I should have expanded my earlier post to note that, while it is true that “the 5 kilohertz limit is a myth”, because of interference concerns, the current U.S. standards do limit audio frequencies above 10 kilohertz for AM stations. As noted in the first link of my last post: “These specs define the AM channel bandwidth as 20 KHz (or 10 KHz above and below it).”

For the technically inclined, the current U.S. standard is “(b) Emissions 10.2 kHz to 20 kHz removed from the carrier must be attenuated at least 25 dB below the unmodulated carrier level, emissions 20 kHz to 30 kHz removed from the carrier must be attenuated at least 35 dB below the unmodulated carrier level, emissions 30 kHz to 60 kHz removed from the carrier must be attenuated at least [5 + 1 dB/kHz] below the unmodulated carrier level, and emissions between 60 kHz and 75 kHz of the carrier frequency must be attenuated at least 65 dB below the unmodulated carrier level. Emissions removed by more than 75 kHz must be attenuated at least 43 + 10 Log (Power in watts) or 80 dB below the unmodulated carrier level, whichever is the lesser attenuation, except for transmitters having power less than 158 watts, where the attenuation must be at least 65 dB below carrier level.” according to a 73.314  Field strength measurements page.

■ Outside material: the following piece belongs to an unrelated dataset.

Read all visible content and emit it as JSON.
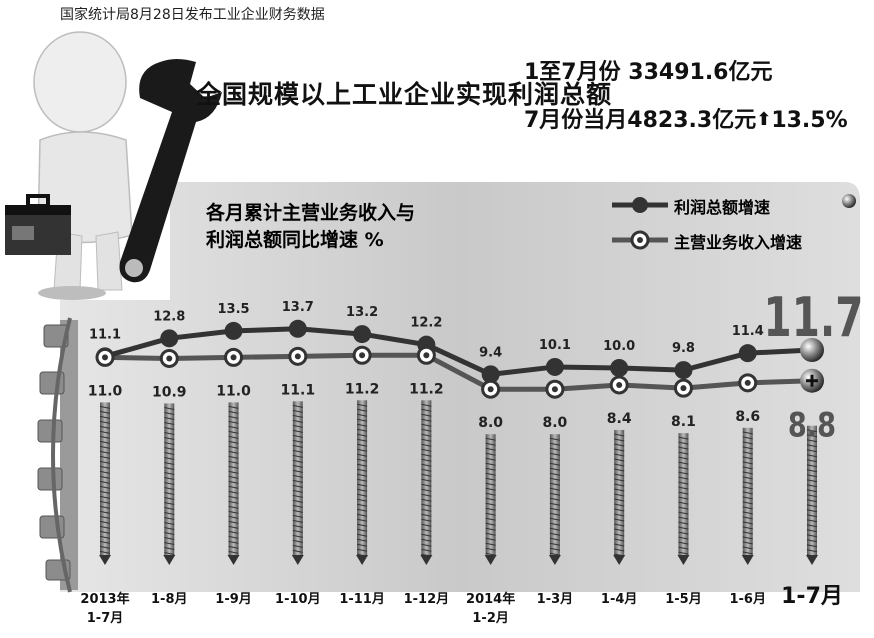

Since the AM frequencies are 10 kilohertz apart, this means the sidebands of the adjacent frequencies overlap. But you never put two AM stations 10 kilohertz apart in the same city, so this isn’t a major problem.

Although 10 kilohertz audio doesn’t match FM, it is far better than most people have ever heard from an AM station. Most AM receivers are designed not to pick up hifi AM signals. So, unfortunately, even if your local AM station broadcasts hifi stereo, on most receivers it’s still going to sound like it’s coming from a tin can connected to a string.

Another good sites for information about hifi AM stereo is The AM Stereo Listbot Archives.